Dans sa logique, le fédéral a droit aux surplus du régime d'assurance-emploi puisqu'il a, à l'inverse, la responsabilité de combler tout déficit. Il l'a d'ailleurs fait pendant des années. Mais le problème auquel le plus haut tribunal au pays s'est attaqué est davantage de nature politique que juridique. C'est pourquoi la question n'est pas vraiment réglée.
Le gouvernement avait un problème avec le régime d'assurance-chômage : cela lui coûtait trop cher. Cela ne devait pas être négligeable à l'époque ou l'État canadien enregistrait des déficits annuels, jusqu'au milieu des années 1990. Le gouvernement de Jean Chrétien était bien décidé à vaincre la bête du déficit et de la dette accumulée. Cette dette était si importante que le Canada était au bord de la faillite. Grâce aux changements de statuts du régime d'assurance-emploi ? qui n'était plus depuis 1971 une caisse séparée ?, le fédéral a pu redresser la situation financière à la fois du régime et de tout son budget. La manière n'avait rien de compliqué, bien que pas trop élégante : on a réduit les primes et réduit le nombre de prestataires. On s'est simplement arrangé pour payer moins, à moins de chômeurs.
Le régime connu sous le vocable « assurance-chômage » jusque-là , a été rebaptisé « assurance-emploi ». Ce n'était cependant qu'une question de sémantique et le mécanisme n'avait rien d'une assurance.
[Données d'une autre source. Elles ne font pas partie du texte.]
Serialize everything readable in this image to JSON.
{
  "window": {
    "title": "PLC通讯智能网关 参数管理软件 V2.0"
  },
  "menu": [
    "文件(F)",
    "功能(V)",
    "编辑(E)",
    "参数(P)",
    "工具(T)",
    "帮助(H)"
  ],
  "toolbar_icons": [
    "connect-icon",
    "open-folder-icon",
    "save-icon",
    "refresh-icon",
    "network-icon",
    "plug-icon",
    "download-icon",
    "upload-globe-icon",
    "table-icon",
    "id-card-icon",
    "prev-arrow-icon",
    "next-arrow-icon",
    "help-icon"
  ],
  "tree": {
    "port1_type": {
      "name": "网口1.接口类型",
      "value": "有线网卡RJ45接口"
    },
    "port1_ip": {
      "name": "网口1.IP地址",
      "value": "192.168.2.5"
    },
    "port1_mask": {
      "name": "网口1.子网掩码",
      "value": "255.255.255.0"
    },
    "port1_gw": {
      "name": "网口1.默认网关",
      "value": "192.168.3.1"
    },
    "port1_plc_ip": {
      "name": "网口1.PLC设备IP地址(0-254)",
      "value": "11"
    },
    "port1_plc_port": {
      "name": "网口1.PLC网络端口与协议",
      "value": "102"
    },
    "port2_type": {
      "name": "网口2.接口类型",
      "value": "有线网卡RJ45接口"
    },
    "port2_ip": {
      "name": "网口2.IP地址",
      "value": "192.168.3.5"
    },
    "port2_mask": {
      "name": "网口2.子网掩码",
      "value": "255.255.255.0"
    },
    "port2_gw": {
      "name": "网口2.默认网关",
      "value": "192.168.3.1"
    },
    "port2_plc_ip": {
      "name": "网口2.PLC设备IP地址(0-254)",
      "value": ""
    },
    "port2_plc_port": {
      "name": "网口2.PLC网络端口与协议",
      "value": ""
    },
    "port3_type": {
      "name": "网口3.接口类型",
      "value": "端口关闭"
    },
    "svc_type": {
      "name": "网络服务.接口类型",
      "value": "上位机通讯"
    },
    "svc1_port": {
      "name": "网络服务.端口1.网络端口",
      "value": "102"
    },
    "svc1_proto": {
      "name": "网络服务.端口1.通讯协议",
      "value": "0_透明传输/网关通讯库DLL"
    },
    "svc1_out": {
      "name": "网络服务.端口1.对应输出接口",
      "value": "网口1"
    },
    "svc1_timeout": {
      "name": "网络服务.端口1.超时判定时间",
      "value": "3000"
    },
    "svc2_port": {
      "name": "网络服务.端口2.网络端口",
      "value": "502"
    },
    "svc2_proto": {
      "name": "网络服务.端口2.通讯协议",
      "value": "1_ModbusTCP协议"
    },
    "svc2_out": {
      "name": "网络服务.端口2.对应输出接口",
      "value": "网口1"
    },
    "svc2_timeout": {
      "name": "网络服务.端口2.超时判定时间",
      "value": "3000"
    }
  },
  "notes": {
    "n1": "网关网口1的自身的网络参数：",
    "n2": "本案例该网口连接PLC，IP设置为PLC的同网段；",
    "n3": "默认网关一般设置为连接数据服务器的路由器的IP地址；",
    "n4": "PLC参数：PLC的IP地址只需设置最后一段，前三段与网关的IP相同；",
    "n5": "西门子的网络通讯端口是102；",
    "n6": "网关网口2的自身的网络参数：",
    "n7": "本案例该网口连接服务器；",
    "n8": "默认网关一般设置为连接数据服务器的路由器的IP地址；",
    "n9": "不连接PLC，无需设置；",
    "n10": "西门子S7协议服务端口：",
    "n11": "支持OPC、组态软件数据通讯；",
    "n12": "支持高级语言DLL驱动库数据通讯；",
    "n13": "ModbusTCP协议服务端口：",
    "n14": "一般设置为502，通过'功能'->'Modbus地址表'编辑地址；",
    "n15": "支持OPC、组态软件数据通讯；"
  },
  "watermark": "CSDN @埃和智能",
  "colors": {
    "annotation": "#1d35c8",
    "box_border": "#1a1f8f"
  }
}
Aujourd'hui, le régime est tout aussi profitable pour le pays, surtout que nous venons de traverser une quinzaine d'années de prospérité. Le chômage a été très bas toutes ces années, ce qui fait que davantage de travailleurs ont vu de leurs sous prélevés de leurs chèques de paie pour garnir le régime. Mais la réalité, c'est que les surplus n'existent plus, ils sont réquisitionnés par le gouvernement.
On dira que ces surplus bénéficient à tous les Canadiens, et cela est vrai. Mais la vraie nature du mécanisme qu'était l'« assurance-chômage » a été modifiée au-delà de l'acceptable.
Les organisations s'éloignent parfois des objectifs qu'ils se fixent, et les raisons pour lesquelles elles s'en distancent peuvent être tout à fait légitimes. C'est pourquoi il faut revenir à l'essence même des choses. L'assurance-chômage, ou assurance-emploi ? peu importe le nom ? se nourrit des prestations que les travailleurs versent. Lorsqu'ils cessent temporairement d'être travailleurs, pour des raisons hors de leur contrôle, l'état doit tout faire de manière à ce qu'ils puissent puiser dans l'enveloppe collective que le gouvernement a créée pour eux. Cela n'est plus le cas et cela doit le redevenir. Sinon, à quoi bon maintenir en place un mécanisme d'aide s'il ne sert pas ceux qu'il doit aider au premier chef ?
Évidemment, un gouvernement sage doit voir à ce que l'enveloppe ne se vide jamais trop, ni ne déborde trop non plus. Cela est plus logique à dire qu'à traduire en politiques claires, justes et acceptables pour tous.
C'est ainsi qu'à une époque pas si lointaine, jusqu'au milieu des années 1990 donc, il est apparu logique que le gouvernement intervienne pour garantir les prestations du filet social qu'est l'assurance-emploi. Au fil des ans, il y a bien eu de timides mesures pour éviter que le compte de banque du régime ne se vide trop, mais elles n'ont pas rétabli l'équilibre entre les cotisations prélevées chez les travailleurs et les prestations versées aux chômeurs. L'histoire nous enseigne que le gouvernement de Jean Chrétien a « surréagi » en rétrécissant trop le goulot des prestations. Cela a rendu la vie difficile pour des milliers de chômeurs pendant toutes ces années depuis la réforme de 1996. Cela a cependant contribué à redresser les finances publiques vers des surplus budgétaires, ce dont tous les Canadiens ont profité.
Aujourd'hui, la décision de la Cour suprême est venue confirmer tout ça. Et nous rappeler que l'État doit revenir à une « caisse » de l'assurance-emploi qui doit retourner à sa mission de base.